What is a faithful representation?

Question

In the notes I am reading, it states: A representation fo an affine group scheme $G$ is a morphism $r: G \rightarrow GL_V$. It is faithful if it is injective.

In this notes they are defining schemes using their functors of points, so here a morphism is a natural transformation, which I understand as equivalent to assigning a map $G(R) \rightarrow GL_V(R)$ for all $k$ algebras $R$ so that given any morphism $R \rightarrow R'$ the diagram (which I don't know how to create on Latex) commutes.

What does it mean for this to be injective? Any explanation would be appreciated. Thank you.

Answer 1

In any category you have a notion of monomorphism, which is often taken as a generalization of the notion of injectivity (in $\mathbf{Set}$ and many usual categories such as $\mathbf{Grp}$, the monomorphisms are precisely the injective maps)

Here "injective" is probably meant as "a monomorphism $G\to GL_V$".

Now I don't know enough algebraic geometry, but there is probably an interpretation of "monomorphism" in terms of the maps $G(R)\to GL_V(R)$, for algebras $R$. For instance if this map is injective for all $R$, then $G\to GL_V$ is a monomorphism; I don't know about the converse, hopefully someone with more algebraic geometry knowledge can fill that gap.

If you look in the category of affine schemes, which is dual to the category of rings, then a map $\hom(A,-)\to \hom(B,-)$ is a monomorphism if and only if the associated $B\to A$ is an epimorphism. But if it is an epimorphism, given $R$, $\hom(A,R)\to \hom(B,R)$ is clearly injective; so in the category of affine schemes, monomorphisms are precisely the maps that are injective on each algebra; however I don't know what happens if you go to schemes.

Answer 2

Let $G$ and $H$ be finite type algebraic groups over a field $k$. Then, the following are equivalent for a group map $f:G\to H$:

1. The kernel $\ker f$ is trivial as a scheme (i.e. $(\ker f)(R)=\ker f(R)=1$ for all $R$ i.e. $G(R)\to H(R)$ is injective for all $R$ i.e. $\ker(f)=\mathrm{Spec}(k)$).
2. The map $f$ is a closed embedding.
3. The map $f(\overline{k}):G(\overline{k})\to H(\overline{k})$ is injective and the map on Lie algebras $(df)_e:\mathrm{Lie}(G)\to\mathrm{Lie}(H)$ is injective.

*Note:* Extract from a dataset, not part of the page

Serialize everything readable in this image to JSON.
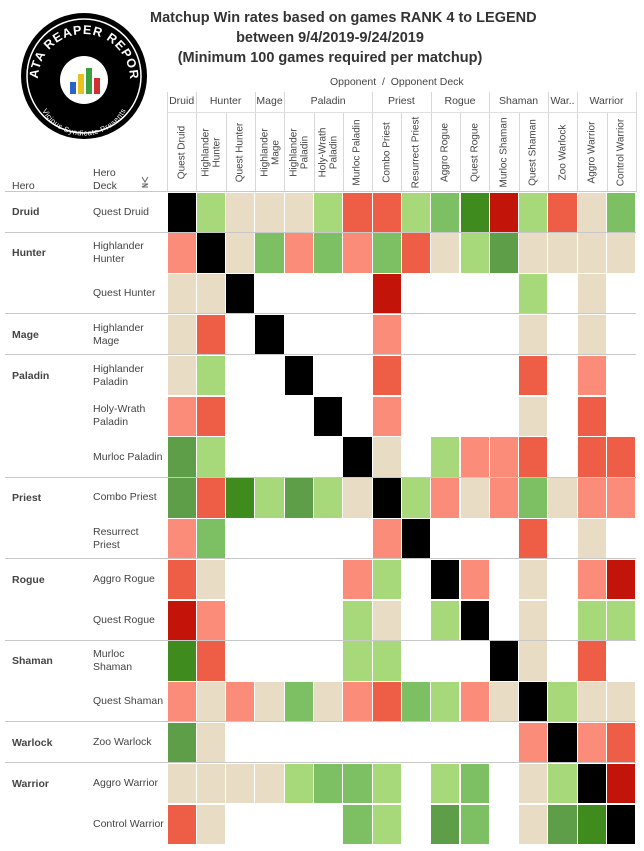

If you assume that $\mathrm{char}(k)=0$ you can even remove the condition on Lie algebras in 3. To see this, note that 1. evidently implies that $f(\overline{k}):G(\overline{k})\to H(\overline{k})$ is injective. Conversely, if $f(\overline{k})$ is injective then $(\ker f)(\overline{k})$ is trivial. In characteristic $0$ the scheme $\ker f$ is automatically reduced, and since it's reduced and finite type the claim that $(\ker f)(\overline{k})$ is trivial implies that $\ker f=\mathrm{Spec}(k)$.

In positive characteristic you cannot remove the Lie algebra condition 3. as the example of the trivial map $\mu_p\to\mathrm{Spec}(\mathbb{F}_p)$ shows. That said, even in positive characteristic you can remove the Lie algebra condition if you assume that $f$ is smooth since then the above argument I mentioned for characteristic $0$ still works since $f$ smooth implies that $\ker f$ is smooth.

Being 'injective' for a map of algebraic groups finite type over $k$ means that one of these three equivalent conditions holds. So a faithful representation $f:G\to\mathrm{GL}(V)$ means that one of the above three conditions holds. I usually think of the condition $\ker f=1$, but it's useful to know it's a closed embedding, and it's useful to know that you need only check that it's injective on $\overline{k}$-points in positive characteristic.